Competing teams work on an innovative project aligned to a locally relevant challenge identified by a corporate partner or sponsor.
The proposal judged to be the most innovative, practical and budget friendly is declared the winner.
Ms Munzel's team was tasked with solving a problem for Yarram's Nielson's Pharmacy.
The pharmacy wanted a back-up power supply that would allow it to refrigerate medication and continue providing an essential service in the case of a power outage, such as during bushfire season.
"The topic for this national games was business resilience and optimising essential services in times of crisis," Ms Munzel said.
The team, along with corporate partner Energy Australia, devised a community solar plan.

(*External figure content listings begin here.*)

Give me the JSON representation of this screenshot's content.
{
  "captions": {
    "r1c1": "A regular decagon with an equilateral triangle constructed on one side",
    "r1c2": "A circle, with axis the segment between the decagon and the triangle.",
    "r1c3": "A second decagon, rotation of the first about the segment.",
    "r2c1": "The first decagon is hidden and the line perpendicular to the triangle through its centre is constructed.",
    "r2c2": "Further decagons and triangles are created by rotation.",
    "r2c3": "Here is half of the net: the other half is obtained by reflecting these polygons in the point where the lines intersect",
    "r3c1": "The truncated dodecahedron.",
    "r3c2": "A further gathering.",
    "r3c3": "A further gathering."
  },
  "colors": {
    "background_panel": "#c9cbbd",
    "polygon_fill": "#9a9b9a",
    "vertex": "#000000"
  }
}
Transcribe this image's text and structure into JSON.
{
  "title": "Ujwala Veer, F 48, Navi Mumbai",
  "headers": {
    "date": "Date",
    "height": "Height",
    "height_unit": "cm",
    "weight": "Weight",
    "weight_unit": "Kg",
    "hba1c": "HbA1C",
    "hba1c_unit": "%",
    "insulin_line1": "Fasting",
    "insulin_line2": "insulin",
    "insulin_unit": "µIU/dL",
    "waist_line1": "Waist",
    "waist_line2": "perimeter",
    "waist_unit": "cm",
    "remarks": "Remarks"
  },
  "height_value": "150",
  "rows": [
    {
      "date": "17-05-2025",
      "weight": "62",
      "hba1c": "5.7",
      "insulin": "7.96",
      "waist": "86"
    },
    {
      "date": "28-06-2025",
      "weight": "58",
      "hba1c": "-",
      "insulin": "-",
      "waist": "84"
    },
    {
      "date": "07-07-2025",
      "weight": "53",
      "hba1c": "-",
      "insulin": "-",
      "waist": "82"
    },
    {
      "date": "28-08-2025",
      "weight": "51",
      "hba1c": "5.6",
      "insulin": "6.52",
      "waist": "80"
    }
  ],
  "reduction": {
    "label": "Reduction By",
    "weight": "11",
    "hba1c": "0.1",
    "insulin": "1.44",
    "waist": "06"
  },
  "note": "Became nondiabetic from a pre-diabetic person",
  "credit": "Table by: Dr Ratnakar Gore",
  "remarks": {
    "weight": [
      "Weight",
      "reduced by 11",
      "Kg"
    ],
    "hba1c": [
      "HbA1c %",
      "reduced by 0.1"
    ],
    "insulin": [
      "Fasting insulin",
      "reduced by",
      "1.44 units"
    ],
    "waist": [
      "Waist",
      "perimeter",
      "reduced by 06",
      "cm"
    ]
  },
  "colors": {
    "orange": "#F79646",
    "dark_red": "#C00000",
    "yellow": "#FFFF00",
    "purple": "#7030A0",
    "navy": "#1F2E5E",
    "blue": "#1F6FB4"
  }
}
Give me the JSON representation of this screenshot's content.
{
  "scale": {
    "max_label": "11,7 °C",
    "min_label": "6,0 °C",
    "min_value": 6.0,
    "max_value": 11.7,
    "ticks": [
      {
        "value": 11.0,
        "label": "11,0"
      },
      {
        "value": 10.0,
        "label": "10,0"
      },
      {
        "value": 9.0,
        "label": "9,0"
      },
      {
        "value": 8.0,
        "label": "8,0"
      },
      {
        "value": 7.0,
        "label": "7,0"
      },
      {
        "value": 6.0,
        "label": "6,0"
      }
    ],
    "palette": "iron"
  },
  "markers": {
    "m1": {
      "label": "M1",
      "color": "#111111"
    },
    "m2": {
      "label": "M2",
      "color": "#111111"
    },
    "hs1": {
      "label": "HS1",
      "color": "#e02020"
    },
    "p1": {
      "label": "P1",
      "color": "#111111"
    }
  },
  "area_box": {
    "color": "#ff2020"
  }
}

"The business was interested in setting up solar, but it was too expensive," Ms Munzel said.
"Our plan was to develop a community solar plan, with solar panels from one main hub providing energy needs in times of crisis to major essential services in the community."
The games drew university students from a variety of courses together for the one-day event.
"You think coming from different areas that we wouldn't have a good team dynamic, but everyone got on the same page very easily," Ms Munzel, a Bachelor of Business Management and Marketing student at La Trobe University Bendigo said.
"Everyone was focused on the goal of helping the business develop the best strategy possible."
"The games attract a lot of engineers, data analysts and any areas where entrepreneurship and innovation flows through, but gave me a chance to be creative and generate ideas."